- May 2006
- for lots of people
- Takes 15 minutes to make, 40-50 minutes to bake, plus cooling
If you’re a fan of sweet biscotti, try these lovely Italian biscuits with a dash of Grand Marnier.
- 50g butter, softened, plus extra for greasing
- 50g whole blanched almonds
- 115g caster sugar
- 1 egg
- 15ml Grand Marnier liqueur
- Finely grated zest of 1 small orange
- 175g plain flour, plus extra for kneading
- 2 tsp baking powder
- 1 tsp ground coriander
- 40g polenta
- 50g shelled unsalted pistachio nuts
- Preheat the oven to 170°C/fan150°C/gas 4. Lightly grease a baking sheet. Roast the almonds in the oven for 5-10 minutes, or until golden. Cool and roughly chop.

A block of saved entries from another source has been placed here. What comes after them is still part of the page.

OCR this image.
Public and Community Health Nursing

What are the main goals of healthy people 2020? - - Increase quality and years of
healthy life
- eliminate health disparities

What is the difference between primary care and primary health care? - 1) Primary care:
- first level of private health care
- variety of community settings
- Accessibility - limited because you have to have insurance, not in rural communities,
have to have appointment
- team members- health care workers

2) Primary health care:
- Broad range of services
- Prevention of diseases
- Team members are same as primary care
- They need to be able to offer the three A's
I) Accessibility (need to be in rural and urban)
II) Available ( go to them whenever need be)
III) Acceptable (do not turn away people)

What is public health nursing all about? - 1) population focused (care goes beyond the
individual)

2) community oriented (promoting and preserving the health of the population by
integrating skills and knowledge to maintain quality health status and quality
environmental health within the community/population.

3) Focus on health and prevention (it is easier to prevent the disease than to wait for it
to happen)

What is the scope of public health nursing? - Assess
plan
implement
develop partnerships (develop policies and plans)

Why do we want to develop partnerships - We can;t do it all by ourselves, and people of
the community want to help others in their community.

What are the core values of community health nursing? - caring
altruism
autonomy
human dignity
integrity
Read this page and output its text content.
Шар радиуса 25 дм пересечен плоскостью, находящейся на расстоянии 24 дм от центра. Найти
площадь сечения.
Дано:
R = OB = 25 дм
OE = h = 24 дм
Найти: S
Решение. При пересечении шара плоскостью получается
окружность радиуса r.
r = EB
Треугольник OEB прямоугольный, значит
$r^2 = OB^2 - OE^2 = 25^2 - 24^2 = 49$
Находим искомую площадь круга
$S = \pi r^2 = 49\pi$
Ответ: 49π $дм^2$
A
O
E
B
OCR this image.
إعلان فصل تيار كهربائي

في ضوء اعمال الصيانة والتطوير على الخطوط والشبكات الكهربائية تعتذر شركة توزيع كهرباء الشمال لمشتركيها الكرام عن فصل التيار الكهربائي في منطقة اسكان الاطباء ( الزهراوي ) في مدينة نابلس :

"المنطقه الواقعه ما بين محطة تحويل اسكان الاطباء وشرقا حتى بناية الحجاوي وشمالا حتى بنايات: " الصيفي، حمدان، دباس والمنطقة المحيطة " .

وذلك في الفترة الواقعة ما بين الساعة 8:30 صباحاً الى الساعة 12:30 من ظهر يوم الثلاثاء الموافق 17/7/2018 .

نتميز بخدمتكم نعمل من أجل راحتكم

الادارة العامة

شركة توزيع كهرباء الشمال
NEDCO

- Put the butter and sugar in the stand mixer’s mixing bowl. Using the K Beater at speed 3, cream until smooth. Beat in the egg, liqueur and zest. Add the flour, baking powder, coriander and polenta. Mix at speed 1 to a dough.
- Turn out onto a floured surface and knead the almonds and pistachios throughout the dough. Halve the mix and shape each half into a 5cm wide, 2cm deep sausage.
- Place on the baking sheet and bake for 30 minutes, until just firm. Cool for 10 minutes, then cut into 1cm slices. Lay the biscotti cut-side down on the baking sheet and bake for 5-10 minutes, until crisp. Cool.
This recipe is made using the Kenwood Chef and its K beater attachment.